Я смотрел на человека и думал о поэте. «Русский Верлэн», как потом его стали называть в Париже, сравнивая его бедственное положение и роковое пристрастие к вину с тяжелой судьбой французского поэта, еще в России пережил свою славу, поэзия его уже тогда перестала быть новым словом.
Блок, Сологуб, Ахматова, Гумилев, О. Мандельштам, Б. Пастернак — были любимыми поэтами большинства присутствующих на этих собраниях. Молодежь, с почтением, но готовая заранее отстаивать своих «богов», слушала Бальмонта и для нее он был уже далеким прошлым. Бальмонт, с своей стороны, присматривался к молодежи и, зная ее настроение, быть может, ждал сначала какой-нибудь резкой выходки, но тон «парижской атмосферы» не походил на тон некоторых литературных кружков в России, и Бальмонт вскоре почувствовал себя в окружении мирном и благожелательном.
Он не был, по своей натуре, «мэтром», способным заниматься с молодежью, как Вячеслав Иванов, Гумилев или Вл. Ходасевич. Говоря о поэзии, он совсем не касался формальной ее стороны, слушая стихи молодых, оценивал их с точки зрения «присутствия в них поэзии» — и надо признаться, чувствовал он это присутствие поэзии очень верно.
Бальмонт любил рассказывать о своем прошлом, о прежней Москве, о поэтах эпохи декаденства и символизма, о путешествиях, порой — о былых похождениях. Иногда, по просьбе присутствующих, он читал новые стихи. У него всегда были новые стихи, Бальмонт писал много, пожалуй, слишком много. Читал он очень своеобразно, растягивал некоторые слова, четко выделяя цезуры посреди строк, подчеркивая «напевность». Стихи у него были переписаны в маленькую тетрадочку, четким и красивым почерком, — он всегда носил ее при себе, — молодые же поэты в ту пору стихов при себе уже не носили.
Поэзия, действительно, была жизнью для Бальмонта, он всё время думал о стихах. Он так привык мыслить стихами, что на всякое переживание отзывался ими, стихия стихотворной речи всегда была с ним. Не знаю, много ли работал Бальмонт над отделкой стихов или «писал сразу», как хотел представить другим, но возможно, что он мало переделывал и перерабатывал написанное, особенно в последние годы жизни.

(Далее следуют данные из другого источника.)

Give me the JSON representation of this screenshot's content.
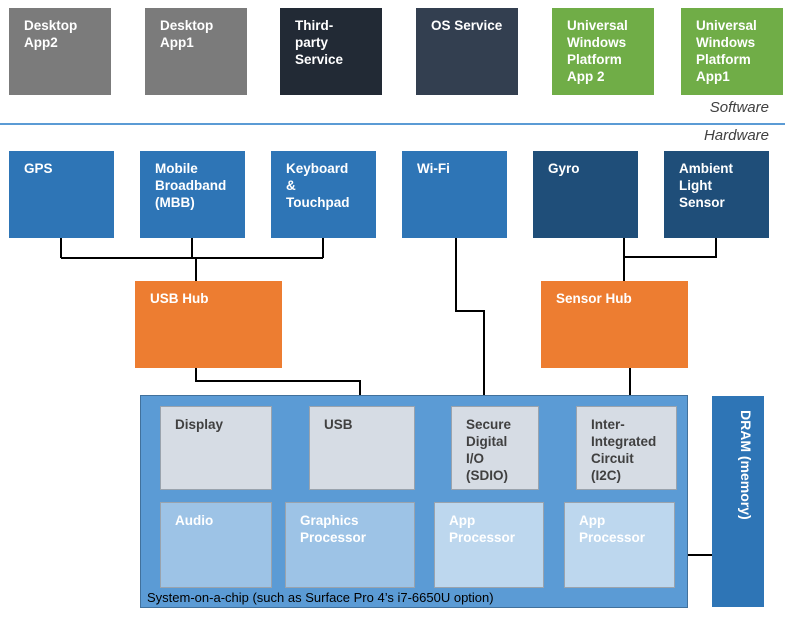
{
  "software": {
    "label": "Software",
    "boxes": [
      {
        "name": "desktop-app2",
        "label": "Desktop\nApp2",
        "color": "#7b7b7b"
      },
      {
        "name": "desktop-app1",
        "label": "Desktop\nApp1",
        "color": "#7b7b7b"
      },
      {
        "name": "third-party-service",
        "label": "Third-\nparty\nService",
        "color": "#222a35"
      },
      {
        "name": "os-service",
        "label": "OS Service",
        "color": "#333f50"
      },
      {
        "name": "uwp-app2",
        "label": "Universal\nWindows\nPlatform\nApp 2",
        "color": "#70ad47"
      },
      {
        "name": "uwp-app1",
        "label": "Universal\nWindows\nPlatform\nApp1",
        "color": "#70ad47"
      }
    ]
  },
  "hardware": {
    "label": "Hardware",
    "devices": [
      {
        "name": "gps",
        "label": "GPS"
      },
      {
        "name": "mbb",
        "label": "Mobile\nBroadband\n(MBB)"
      },
      {
        "name": "keyboard-touchpad",
        "label": "Keyboard\n&\nTouchpad"
      },
      {
        "name": "wifi",
        "label": "Wi-Fi"
      },
      {
        "name": "gyro",
        "label": "Gyro"
      },
      {
        "name": "ambient-light-sensor",
        "label": "Ambient\nLight\nSensor"
      }
    ],
    "hubs": [
      {
        "name": "usb-hub",
        "label": "USB Hub"
      },
      {
        "name": "sensor-hub",
        "label": "Sensor Hub"
      }
    ],
    "soc": {
      "label": "System-on-a-chip (such as Surface Pro 4’s i7-6650U option)",
      "io": [
        {
          "name": "display",
          "label": "Display"
        },
        {
          "name": "usb",
          "label": "USB"
        },
        {
          "name": "sdio",
          "label": "Secure\nDigital\nI/O\n(SDIO)"
        },
        {
          "name": "i2c",
          "label": "Inter-\nIntegrated\nCircuit\n(I2C)"
        }
      ],
      "processors": [
        {
          "name": "audio",
          "label": "Audio"
        },
        {
          "name": "graphics-processor",
          "label": "Graphics\nProcessor"
        },
        {
          "name": "app-processor-1",
          "label": "App\nProcessor"
        },
        {
          "name": "app-processor-2",
          "label": "App\nProcessor"
        }
      ]
    },
    "dram": {
      "label": "DRAM (memory)"
    }
  },
  "colors": {
    "desktop": "#7b7b7b",
    "service_dark": "#222a35",
    "service_slate": "#333f50",
    "uwp": "#70ad47",
    "peripheral": "#2e75b6",
    "sensor": "#1f4e79",
    "hub": "#ed7d31",
    "soc": "#5b9bd5",
    "divider": "#5b9bd5"
  }
}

В своем стиле Бальмонт давно достиг мастерства: ему, видимо, вправду легко было писать, — слова, образы, фонетические особенности притекали к нему широким потоком. Однако, в эпоху своего расцвета, я думаю, Бальмонт не мог писать так, — сама собой возникала «кощунственная мысль» при словах Бальмонта о том, что «настоящие стихи приходят вдруг, не требуя, ни поправок, ни изменений».